Journal of Allergy and Clinical Immunology: Global (Feb 2025)
Anti–IL-4Ra therapy is superior to other biologic classes in treating allergic bronchopulmonary aspergillosis
Abstract
Background: Allergic bronchopulmonary aspergillosis (ABPA) is a disease resulting from an overactive type 2 response to Aspergillus. Initial studies suggest that asthma biologics can effectively treat ABPA, but it is unclear which biologic class is superior. Objective: We sought to compare the effectiveness of asthma biologics in the treatment of ABPA. Methods: We performed a retrospective analysis of patients with ABPA treated with asthma biologics, and measured outcomes of respiratory exacerbations, daily oral corticosteroids, and antifungals.
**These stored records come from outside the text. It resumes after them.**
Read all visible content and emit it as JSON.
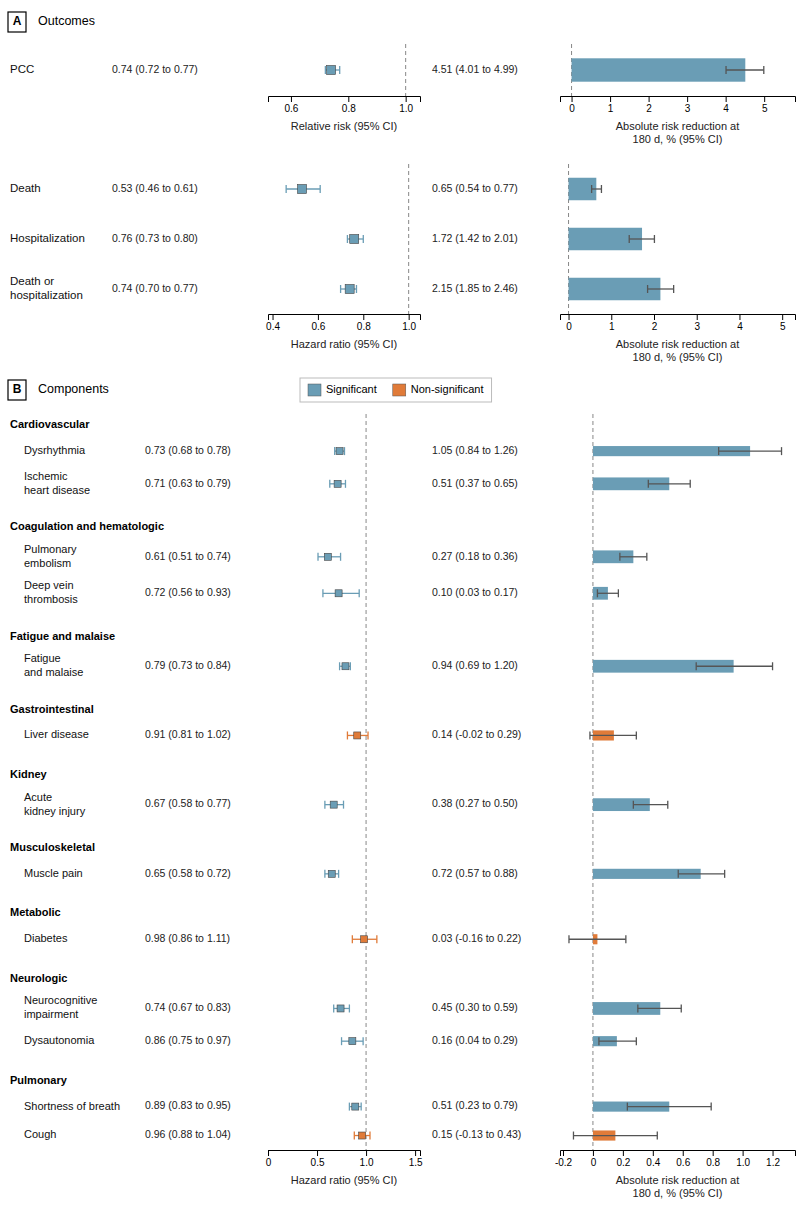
{
  "chart_data": [
    {
      "type": "forest",
      "panel_label": "A",
      "title": "Outcomes",
      "categories": [
        "PCC"
      ],
      "values": [
        0.74
      ],
      "ci_low": [
        0.72
      ],
      "ci_high": [
        0.77
      ],
      "value_labels": [
        "0.74 (0.72 to 0.77)"
      ],
      "data_labels": true,
      "color": "#6a9db5",
      "reference_line": 1,
      "xlabel": "Relative risk (95% CI)",
      "xlim": [
        0.52,
        1.05
      ],
      "xticks": [
        0.6,
        0.8,
        {
          "value": 1,
          "label": "1.0"
        }
      ]
    },
    {
      "type": "bar",
      "orientation": "horizontal",
      "values": [
        4.51
      ],
      "ci_low": [
        4.01
      ],
      "ci_high": [
        4.99
      ],
      "value_labels": [
        "4.51 (4.01 to 4.99)"
      ],
      "data_labels": true,
      "color": "#6a9db5",
      "reference_line": 0,
      "xlabel": [
        "Absolute risk reduction at",
        "180 d, % (95% CI)"
      ],
      "xlim": [
        -0.3,
        5.8
      ],
      "xticks": [
        0,
        1,
        2,
        3,
        4,
        5
      ]
    },
    {
      "type": "forest",
      "categories": [
        "Death",
        "Hospitalization",
        [
          "Death or",
          "hospitalization"
        ]
      ],
      "values": [
        0.53,
        0.76,
        0.74
      ],
      "ci_low": [
        0.46,
        0.73,
        0.7
      ],
      "ci_high": [
        0.61,
        0.8,
        0.77
      ],
      "value_labels": [
        "0.53 (0.46 to 0.61)",
        "0.76 (0.73 to 0.80)",
        "0.74 (0.70 to 0.77)"
      ],
      "data_labels": true,
      "color": "#6a9db5",
      "reference_line": 1,
      "xlabel": "Hazard ratio (95% CI)",
      "xlim": [
        0.38,
        1.05
      ],
      "xticks": [
        0.4,
        0.6,
        0.8,
        {
          "value": 1,
          "label": "1.0"
        }
      ]
    },
    {
      "type": "bar",
      "orientation": "horizontal",
      "values": [
        0.65,
        1.72,
        2.15
      ],
      "ci_low": [
        0.54,
        1.42,
        1.85
      ],
      "ci_high": [
        0.77,
        2.01,
        2.46
      ],
      "value_labels": [
        "0.65 (0.54 to 0.77)",
        "1.72 (1.42 to 2.01)",
        "2.15 (1.85 to 2.46)"
      ],
      "data_labels": true,
      "color": "#6a9db5",
      "reference_line": 0,
      "xlabel": [
        "Absolute risk reduction at",
        "180 d, % (95% CI)"
      ],
      "xlim": [
        -0.2,
        5.3
      ],
      "xticks": [
        0,
        1,
        2,
        3,
        4,
        5
      ]
    },
    {
      "type": "forest",
      "panel_label": "B",
      "title": "Components",
      "legend": "top",
      "series": [
        {
          "name": "Significant",
          "color": "#6a9db5"
        },
        {
          "name": "Non-significant",
          "color": "#e07b39"
        }
      ],
      "data_labels": true,
      "reference_line": 1,
      "xlabel": "Hazard ratio (95% CI)",
      "xlim": [
        0,
        1.55
      ],
      "xticks": [
        0,
        0.5,
        {
          "value": 1,
          "label": "1.0"
        },
        1.5
      ],
      "groups": [
        {
          "name": "Cardiovascular",
          "categories": [
            "Dysrhythmia",
            [
              "Ischemic",
              "heart disease"
            ]
          ],
          "values": [
            0.73,
            0.71
          ],
          "ci_low": [
            0.68,
            0.63
          ],
          "ci_high": [
            0.78,
            0.79
          ],
          "value_labels": [
            "0.73 (0.68 to 0.78)",
            "0.71 (0.63 to 0.79)"
          ],
          "colors": [
            "#6a9db5",
            "#6a9db5"
          ]
        },
        {
          "name": "Coagulation and hematologic",
          "categories": [
            [
              "Pulmonary",
              "embolism"
            ],
            [
              "Deep vein",
              "thrombosis"
            ]
          ],
          "values": [
            0.61,
            0.72
          ],
          "ci_low": [
            0.51,
            0.56
          ],
          "ci_high": [
            0.74,
            0.93
          ],
          "value_labels": [
            "0.61 (0.51 to 0.74)",
            "0.72 (0.56 to 0.93)"
          ],
          "colors": [
            "#6a9db5",
            "#6a9db5"
          ]
        },
        {
          "name": "Fatigue and malaise",
          "categories": [
            [
              "Fatigue",
              "and malaise"
            ]
          ],
          "values": [
            0.79
          ],
          "ci_low": [
            0.73
          ],
          "ci_high": [
            0.84
          ],
          "value_labels": [
            "0.79 (0.73 to 0.84)"
          ],
          "colors": [
            "#6a9db5"
          ]
        },
        {
          "name": "Gastrointestinal",
          "categories": [
            "Liver disease"
          ],
          "values": [
            0.91
          ],
          "ci_low": [
            0.81
          ],
          "ci_high": [
            1.02
          ],
          "value_labels": [
            "0.91 (0.81 to 1.02)"
          ],
          "colors": [
            "#e07b39"
          ]
        },
        {
          "name": "Kidney",
          "categories": [
            [
              "Acute",
              "kidney injury"
            ]
          ],
          "values": [
            0.67
          ],
          "ci_low": [
            0.58
          ],
          "ci_high": [
            0.77
          ],
          "value_labels": [
            "0.67 (0.58 to 0.77)"
          ],
          "colors": [
            "#6a9db5"
          ]
        },
        {
          "name": "Musculoskeletal",
          "categories": [
            "Muscle pain"
          ],
          "values": [
            0.65
          ],
          "ci_low": [
            0.58
          ],
          "ci_high": [
            0.72
          ],
          "value_labels": [
            "0.65 (0.58 to 0.72)"
          ],
          "colors": [
            "#6a9db5"
          ]
        },
        {
          "name": "Metabolic",
          "categories": [
            "Diabetes"
          ],
          "values": [
            0.98
          ],
          "ci_low": [
            0.86
          ],
          "ci_high": [
            1.11
          ],
          "value_labels": [
            "0.98 (0.86 to 1.11)"
          ],
          "colors": [
            "#e07b39"
          ]
        },
        {
          "name": "Neurologic",
          "categories": [
            [
              "Neurocognitive",
              "impairment"
            ],
            "Dysautonomia"
          ],
          "values": [
            0.74,
            0.86
          ],
          "ci_low": [
            0.67,
            0.75
          ],
          "ci_high": [
            0.83,
            0.97
          ],
          "value_labels": [
            "0.74 (0.67 to 0.83)",
            "0.86 (0.75 to 0.97)"
          ],
          "colors": [
            "#6a9db5",
            "#6a9db5"
          ]
        },
        {
          "name": "Pulmonary",
          "categories": [
            "Shortness of breath",
            "Cough"
          ],
          "values": [
            0.89,
            0.96
          ],
          "ci_low": [
            0.83,
            0.88
          ],
          "ci_high": [
            0.95,
            1.04
          ],
          "value_labels": [
            "0.89 (0.83 to 0.95)",
            "0.96 (0.88 to 1.04)"
          ],
          "colors": [
            "#6a9db5",
            "#e07b39"
          ]
        }
      ]
    },
    {
      "type": "bar",
      "orientation": "horizontal",
      "data_labels": true,
      "reference_line": 0,
      "xlabel": [
        "Absolute risk reduction at",
        "180 d, % (95% CI)"
      ],
      "xlim": [
        -0.22,
        1.35
      ],
      "xticks": [
        -0.2,
        0,
        0.2,
        0.4,
        0.6,
        0.8,
        {
          "value": 1,
          "label": "1.0"
        },
        1.2
      ],
      "groups": [
        {
          "values": [
            1.05,
            0.51
          ],
          "ci_low": [
            0.84,
            0.37
          ],
          "ci_high": [
            1.26,
            0.65
          ],
          "value_labels": [
            "1.05 (0.84 to 1.26)",
            "0.51 (0.37 to 0.65)"
          ],
          "colors": [
            "#6a9db5",
            "#6a9db5"
          ]
        },
        {
          "values": [
            0.27,
            0.1
          ],
          "ci_low": [
            0.18,
            0.03
          ],
          "ci_high": [
            0.36,
            0.17
          ],
          "value_labels": [
            "0.27 (0.18 to 0.36)",
            "0.10 (0.03 to 0.17)"
          ],
          "colors": [
            "#6a9db5",
            "#6a9db5"
          ]
        },
        {
          "values": [
            0.94
          ],
          "ci_low": [
            0.69
          ],
          "ci_high": [
            1.2
          ],
          "value_labels": [
            "0.94 (0.69 to 1.20)"
          ],
          "colors": [
            "#6a9db5"
          ]
        },
        {
          "values": [
            0.14
          ],
          "ci_low": [
            -0.02
          ],
          "ci_high": [
            0.29
          ],
          "value_labels": [
            "0.14 (-0.02 to 0.29)"
          ],
          "colors": [
            "#e07b39"
          ]
        },
        {
          "values": [
            0.38
          ],
          "ci_low": [
            0.27
          ],
          "ci_high": [
            0.5
          ],
          "value_labels": [
            "0.38 (0.27 to 0.50)"
          ],
          "colors": [
            "#6a9db5"
          ]
        },
        {
          "values": [
            0.72
          ],
          "ci_low": [
            0.57
          ],
          "ci_high": [
            0.88
          ],
          "value_labels": [
            "0.72 (0.57 to 0.88)"
          ],
          "colors": [
            "#6a9db5"
          ]
        },
        {
          "values": [
            0.03
          ],
          "ci_low": [
            -0.16
          ],
          "ci_high": [
            0.22
          ],
          "value_labels": [
            "0.03 (-0.16 to 0.22)"
          ],
          "colors": [
            "#e07b39"
          ]
        },
        {
          "values": [
            0.45,
            0.16
          ],
          "ci_low": [
            0.3,
            0.04
          ],
          "ci_high": [
            0.59,
            0.29
          ],
          "value_labels": [
            "0.45 (0.30 to 0.59)",
            "0.16 (0.04 to 0.29)"
          ],
          "colors": [
            "#6a9db5",
            "#6a9db5"
          ]
        },
        {
          "values": [
            0.51,
            0.15
          ],
          "ci_low": [
            0.23,
            -0.13
          ],
          "ci_high": [
            0.79,
            0.43
          ],
          "value_labels": [
            "0.51 (0.23 to 0.79)",
            "0.15 (-0.13 to 0.43)"
          ],
          "colors": [
            "#6a9db5",
            "#e07b39"
          ]
        }
      ]
    }
  ]
}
We assessed these variables while individuals were treated with 1 of 3 biologic classes: anti-IgE, anti–IL-5/IL-5 receptor alpha (IL-5Ra), anti–IL-4 receptor alpha (IL-4Ra). Results: A total of 21 patients were included in our analysis. Anti–IL-4Ra was associated with a significantly lower number of exacerbations and oral corticosteroid use compared with anti-IgE or anti–IL-5/IL-5Ra therapies. Anti–IL-4Ra also had significantly lower antifungal use than anti-IgE, and there was a trend toward lower antifungal use when compared with anti–IL-5/IL-5Ra. In a subgroup of 10 patients treated with 2 or more biologics sequentially, we found that 8 of them achieved clinical control on anti–IL-4Ra therapy after failing anti-IgE and/or anti–IL-5/IL-5Ra therapies. Conclusions: Dupilumab blocks the IL-4Ra, resulting in the downstream inhibition of both IL-4 and IL-13 effector pathways. Dupilumab may benefit patients with ABPA by inhibiting the generation of airway mucus (IL-13), and by reducing local B-cell differentiation into IgE antibody–secreting cells (IL-4). On the basis of our findings and with the known molecular mechanisms of dupilumab, we believe that anti–IL-4Rα–targeted therapy may be more effective than anti-IgE or anti–IL-5/IL-5Rα therapies to treat ABPA.